ABSTRACT

Although many researchers use LSAtoday, not that may run their own SVDs (single value decompositions) to create their own spaces. There are several reasons for this: (a) A public Web site exists that is sufficient for most uses of LSA, and the group at the University of Colorado, Boulder, has had programmers that are able to do some “extra jobs” when researchers requested features not available in the Web site. (b) On some occasions, it is difficult to collect a representative corpus of text. (c) There are memory requirements: Current SVD methods place the entire matrix in memory to invert it (see Martin & Berry, chap. 2 in this volume). That places a significant bottleneck in the size of the LSA analyses that one can run, and was the main reason why LSA analyses could not be run on personal computers. However, nowadays the memory bottleneck is no longer an issue, because a consumer-level PC can be configured with more than enough memory to run a large SVD. (d) Computer expertise is required.
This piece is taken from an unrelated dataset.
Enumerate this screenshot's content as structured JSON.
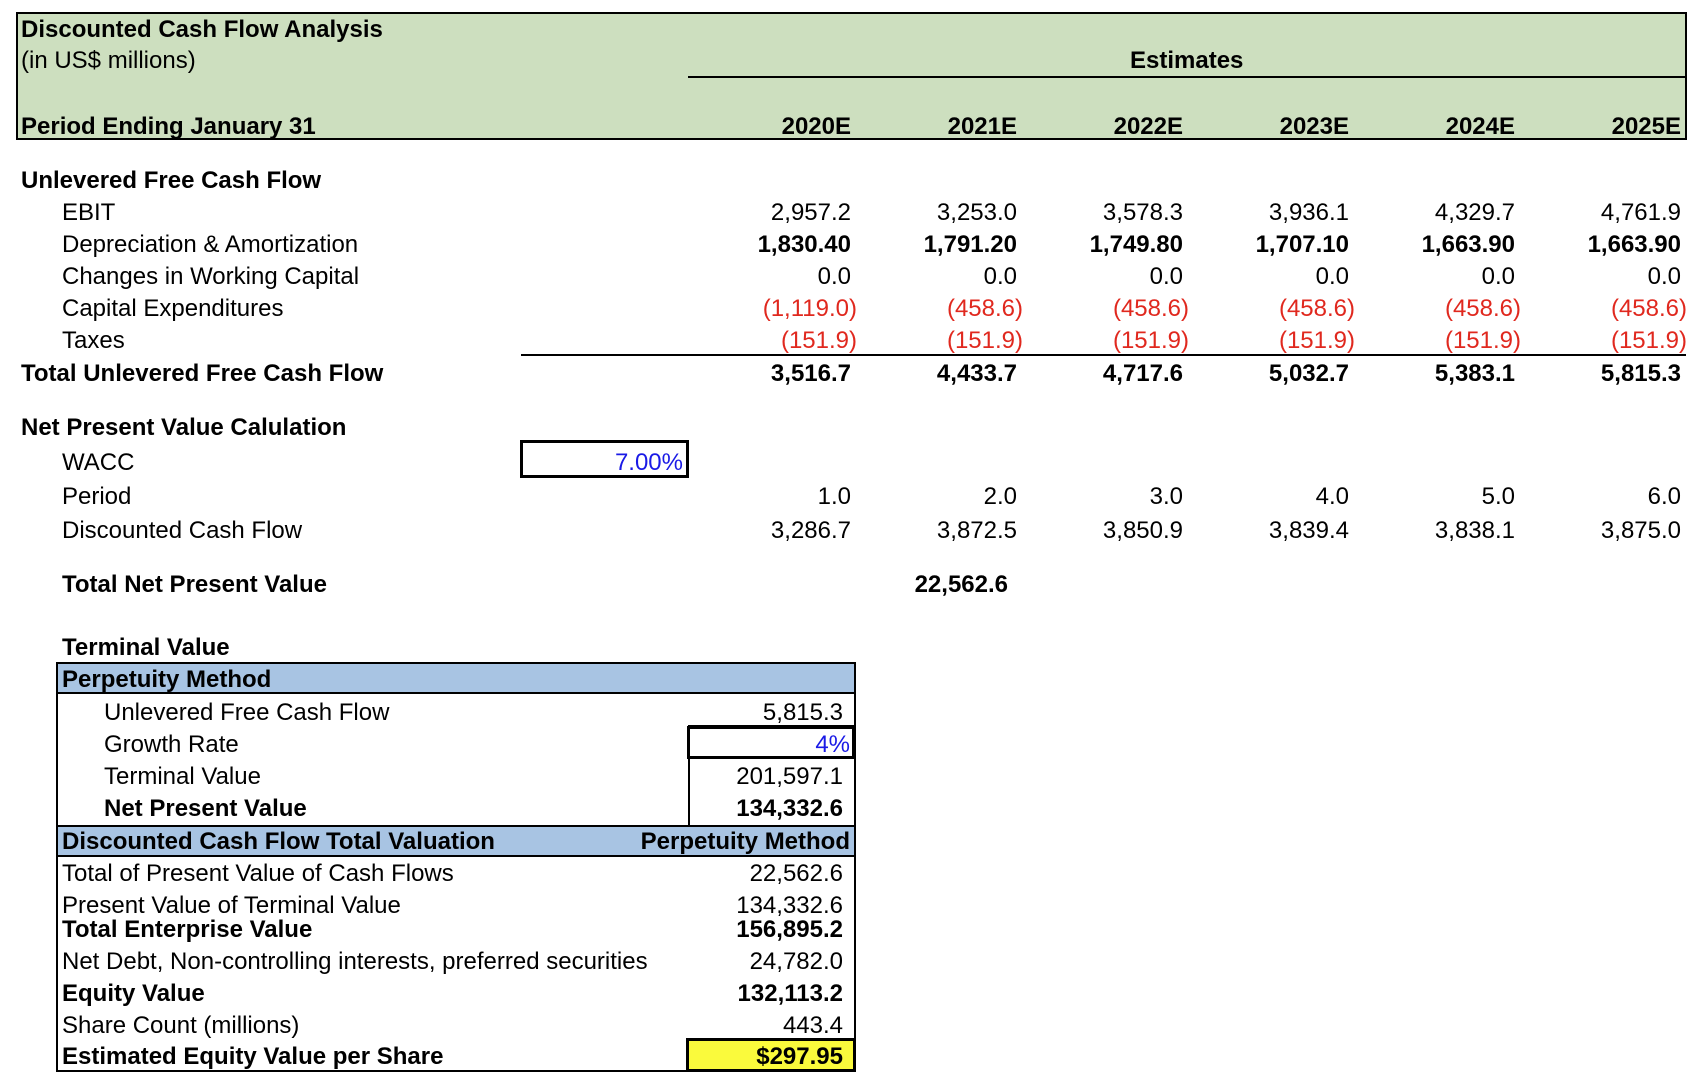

Traditionally, computers with a memory large enough to run SVD ran UNIX. Also, the numerical computation support needed for large SVDs was available only under machines using UNIX. Not that many people in psychology had the expertise needed to run or desire to learn that operating system, not available on personal computers. Linux had been available for PCs since the early 1990s, but its user base was

small. This situation has changed. On one hand, both apple and IBM-compatible PCs have reached a point where UNIX-based operating systems (OS) are available and mainstream (MacOS-X and Linux, respectively). Most of the classical and current work on LSA takes place on UNIX machines. One reason is that the UNIX philosophy is text-oriented: The fact that UNIX relies on a command line interface where small utilities are chained together makes it ideal to process text. Another reason is that in the past, machines with memories large enough to carry out LSA analyses were large mainframes. Nowadays, LSA analyses can be performed on personal computers under any operating system. However, learning UNIX will help any researcher that is interested in working with text. This chapter focuses on implementations of SVD programs for this OS. The researcher that still opts for staying within a Microsoft Windows framework can, however, still make use of several commercial alternatives (Matlab, Mathematica, R, general programming languages) that will be described later.